Earlier this month, Kamleh Al-Yaseeni was supposed to accompany a friend to a hospice for the elderly in Damascus, where they both volunteered, but she changed her mind to stay home with her disabled son, friends and neighbors said. It was a decision that would cost both their lives.

The Syrian family died in an airstrike on the three-story building they lived in that also took out high-ranking Iranian military leaders responsible for conducting proxy operations in Syria and Lebanon.

Israel neither confirmed nor denied the strike, but Tehran cited the attack as the reason for last weekend’s missile-and-drone barrage, Iran’s first direct assault on the Jewish state.


With US officials saying that Israel carried out retaliatory strikes on Iran early Friday, the world is waiting to see whether more is to come or if the spiral of direct reciprocal actions stops here.

What is clear is that a central component of Tehran’s arsenal yet to be fully deployed is its proxy forces in Syria, Lebanon, Iraq, and Yemen, ready to take on a more prominent role if called upon.

What Tehran calls its “axis of resistance” has been a central focus of Israel’s military, which has made great efforts to hunt them down — as seen in Damascus and elsewhere.

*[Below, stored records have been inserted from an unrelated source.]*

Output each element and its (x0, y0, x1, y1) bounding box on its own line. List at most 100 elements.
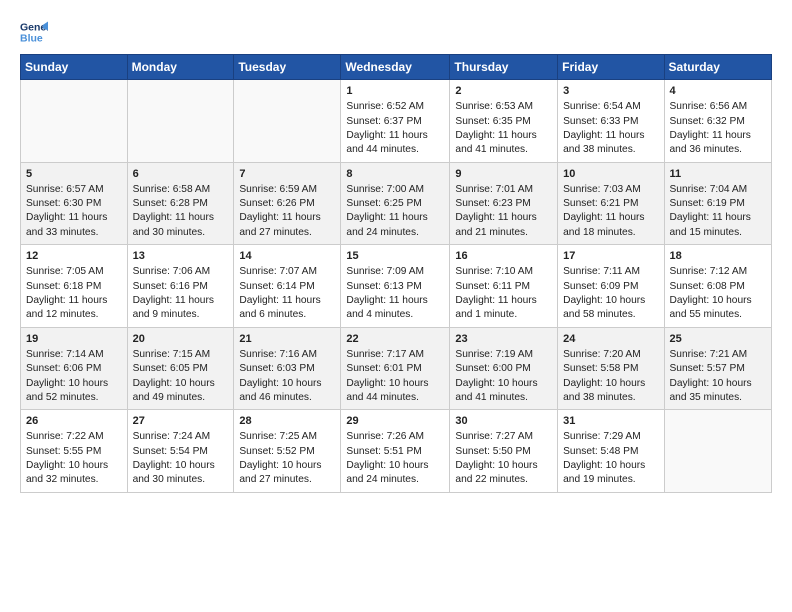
calendar-cell: 21Sunrise: 7:16 AMSunset: 6:03 PMDayligh… (234, 327, 341, 410)
day-info-line: Daylight: 11 hours and 41 minutes. (455, 130, 536, 155)
day-info-line: Sunset: 6:14 PM (239, 281, 314, 292)
day-number: 3 (563, 84, 658, 99)
calendar-header: Sunday Monday Tuesday Wednesday Thursday… (21, 55, 772, 80)
day-number: 22 (346, 332, 444, 347)
day-info-line: Daylight: 10 hours and 49 minutes. (133, 378, 215, 403)
day-info-line: Sunrise: 7:17 AM (346, 349, 424, 360)
day-info-line: Sunset: 6:21 PM (563, 198, 638, 209)
col-thursday: Thursday (450, 55, 558, 80)
page: General Blue Sunday Monday Tuesday Wedne… (0, 0, 792, 612)
calendar-cell: 24Sunrise: 7:20 AMSunset: 5:58 PMDayligh… (558, 327, 664, 410)
day-info-line: Sunrise: 6:52 AM (346, 101, 424, 112)
day-info-line: Sunset: 5:52 PM (239, 446, 314, 457)
day-number: 14 (239, 249, 335, 264)
day-info-line: Sunset: 6:23 PM (455, 198, 530, 209)
day-info-line: Sunset: 6:28 PM (133, 198, 208, 209)
calendar-week-row: 5Sunrise: 6:57 AMSunset: 6:30 PMDaylight… (21, 162, 772, 245)
day-number: 7 (239, 167, 335, 182)
day-info-line: Sunset: 6:18 PM (26, 281, 101, 292)
day-info-line: Sunset: 6:25 PM (346, 198, 421, 209)
day-number: 5 (26, 167, 122, 182)
calendar-cell: 16Sunrise: 7:10 AMSunset: 6:11 PMDayligh… (450, 245, 558, 328)
calendar-cell (234, 80, 341, 163)
day-info-line: Daylight: 11 hours and 15 minutes. (670, 212, 751, 237)
day-number: 25 (670, 332, 766, 347)
col-sunday: Sunday (21, 55, 128, 80)
day-info-line: Sunrise: 7:19 AM (455, 349, 533, 360)
day-info-line: Daylight: 11 hours and 21 minutes. (455, 212, 536, 237)
calendar-cell: 2Sunrise: 6:53 AMSunset: 6:35 PMDaylight… (450, 80, 558, 163)
calendar-week-row: 19Sunrise: 7:14 AMSunset: 6:06 PMDayligh… (21, 327, 772, 410)
day-info-line: Daylight: 11 hours and 36 minutes. (670, 130, 751, 155)
day-info-line: Sunset: 6:11 PM (455, 281, 530, 292)
day-info-line: Sunset: 6:09 PM (563, 281, 638, 292)
day-info-line: Daylight: 10 hours and 38 minutes. (563, 378, 645, 403)
calendar-cell: 14Sunrise: 7:07 AMSunset: 6:14 PMDayligh… (234, 245, 341, 328)
day-info-line: Daylight: 10 hours and 22 minutes. (455, 460, 537, 485)
calendar-cell: 13Sunrise: 7:06 AMSunset: 6:16 PMDayligh… (127, 245, 234, 328)
calendar-cell: 20Sunrise: 7:15 AMSunset: 6:05 PMDayligh… (127, 327, 234, 410)
day-info-line: Sunrise: 7:22 AM (26, 431, 104, 442)
day-info-line: Sunset: 5:48 PM (563, 446, 638, 457)
day-info-line: Sunrise: 7:00 AM (346, 184, 424, 195)
calendar-cell: 7 Sunrise: 6:59 AM Sunset: 6:26 PM Daylight… (234, 162, 341, 245)
day-number: 9 (455, 167, 552, 182)
day-info-line: Daylight: 10 hours and 24 minutes. (346, 460, 428, 485)
col-friday: Friday (558, 55, 664, 80)
day-info-line: Sunrise: 7:11 AM (563, 266, 640, 277)
day-info-line: Daylight: 10 hours and 58 minutes. (563, 295, 645, 320)
day-info-line: Sunrise: 7:10 AM (455, 266, 533, 277)
day-info-line: Daylight: 11 hours and 6 minutes. (239, 295, 320, 320)
calendar-cell: 27Sunrise: 7:24 AMSunset: 5:54 PMDayligh… (127, 410, 234, 493)
calendar-cell: 30Sunrise: 7:27 AMSunset: 5:50 PMDayligh… (450, 410, 558, 493)
day-info-line: Sunrise: 7:01 AM (455, 184, 533, 195)
day-info-line: Sunset: 6:26 PM (239, 198, 314, 209)
day-info-line: Sunrise: 7:03 AM (563, 184, 641, 195)
day-number: 17 (563, 249, 658, 264)
day-info-line: Daylight: 10 hours and 19 minutes. (563, 460, 645, 485)
day-info-line: Daylight: 10 hours and 55 minutes. (670, 295, 752, 320)
day-info-line: Sunrise: 7:06 AM (133, 266, 211, 277)
day-info-line: Sunrise: 7:20 AM (563, 349, 641, 360)
day-number: 21 (239, 332, 335, 347)
day-info-line: Sunset: 5:58 PM (563, 363, 638, 374)
day-info-line: Daylight: 11 hours and 27 minutes. (239, 212, 320, 237)
calendar-body: 1Sunrise: 6:52 AMSunset: 6:37 PMDaylight… (21, 80, 772, 493)
calendar-cell (664, 410, 771, 493)
day-info-line: Sunset: 6:32 PM (670, 116, 745, 127)
calendar-cell: 3Sunrise: 6:54 AMSunset: 6:33 PMDaylight… (558, 80, 664, 163)
day-info-line: Sunrise: 6:56 AM (670, 101, 748, 112)
day-info-line: Sunset: 6:19 PM (670, 198, 745, 209)
day-info-line: Sunrise: 6:59 AM (239, 184, 317, 195)
calendar-cell (21, 80, 128, 163)
day-info-line: Sunset: 5:50 PM (455, 446, 530, 457)
day-info-line: Sunrise: 7:14 AM (26, 349, 104, 360)
col-wednesday: Wednesday (341, 55, 450, 80)
day-info-line: Daylight: 11 hours and 1 minute. (455, 295, 536, 320)
day-info-line: Sunset: 5:57 PM (670, 363, 745, 374)
day-info-line: Sunrise: 6:58 AM (133, 184, 211, 195)
day-info-line: Daylight: 10 hours and 30 minutes. (133, 460, 215, 485)
day-number: 12 (26, 249, 122, 264)
day-info-line: Daylight: 10 hours and 44 minutes. (346, 378, 428, 403)
day-info-line: Daylight: 10 hours and 52 minutes. (26, 378, 108, 403)
day-info-line: Sunset: 5:54 PM (133, 446, 208, 457)
calendar-cell: 4Sunrise: 6:56 AMSunset: 6:32 PMDaylight… (664, 80, 771, 163)
day-number: 11 (670, 167, 766, 182)
day-info-line: Sunset: 6:00 PM (455, 363, 530, 374)
day-number: 6 (133, 167, 229, 182)
calendar-cell: 28Sunrise: 7:25 AMSunset: 5:52 PMDayligh… (234, 410, 341, 493)
calendar-table: Sunday Monday Tuesday Wednesday Thursday… (20, 54, 772, 493)
day-info-line: Sunrise: 7:26 AM (346, 431, 424, 442)
calendar-week-row: 12Sunrise: 7:05 AMSunset: 6:18 PMDayligh… (21, 245, 772, 328)
day-info-line: Daylight: 11 hours and 12 minutes. (26, 295, 107, 320)
day-info-line: Sunset: 6:16 PM (133, 281, 208, 292)
calendar-cell: 11Sunrise: 7:04 AMSunset: 6:19 PMDayligh… (664, 162, 771, 245)
calendar-week-row: 1Sunrise: 6:52 AMSunset: 6:37 PMDaylight… (21, 80, 772, 163)
day-info-line: Sunset: 6:01 PM (346, 363, 421, 374)
day-info-line: Daylight: 11 hours and 18 minutes. (563, 212, 644, 237)
day-info-line: Daylight: 11 hours and 33 minutes. (26, 212, 107, 237)
day-number: 23 (455, 332, 552, 347)
day-number: 2 (455, 84, 552, 99)
logo-icon: General Blue (20, 18, 48, 46)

Yet analysts agree their capabilities persist, and Iran’s proxy forces could still extract a high cost, ratcheting up the conflict at an increasingly parlous time for the broader Middle East.

“The greater the threat the more the axis is likely to respond forcefully and aggressively and in a coordinated manner,” said Dina Esfandiary, senior adviser on Middle East and North Africa at the International Crisis Group in London.

After Friday’s strike, “Tehran will have to rely on its proxies as much as possible” in order to keep the situation “manageable,” she said. “But miscalculation is possible and unpredictable in that scenario.”

Regardless of how any further direct confrontation between Iran and Israel plays out, Tehran is likely to lean more on its proxies to try to keep the conflict away from its territory, while Israel will surely continue to go after the threats at its borders. Above all that means Hezbollah, the Lebanese militia and political movement that is Tehran’s most important regional proxy force.

Early on Friday, Syria’s Defense Ministry said that Israeli missiles struck its aerial defenses in the south, causing only material damage. There was no comment from Israel, but it is no secret that operatives from Iran and Hezbollah are embedded in Syrian army units there, making them frequent targets for Israel.

The April 1 strike on the Damascus building was certainly a blow to both Iran and Hezbollah and a trigger for what many still fear: all-out war between Iran and Israel.

Al-Yaseeni, the widow of a former Syrian diplomat in her 70s, was with her son Naji on the first floor of the building just off Mazzeh Highway, one of the Syrian capital’s main thoroughfares.

In the apartment directly above, Iranian military leaders responsible for the Islamic Revolutionary Guard Corps’ elite Quds Force in Syria and neighboring Lebanon were holding an urgent meeting, according to people briefed about events on the ground.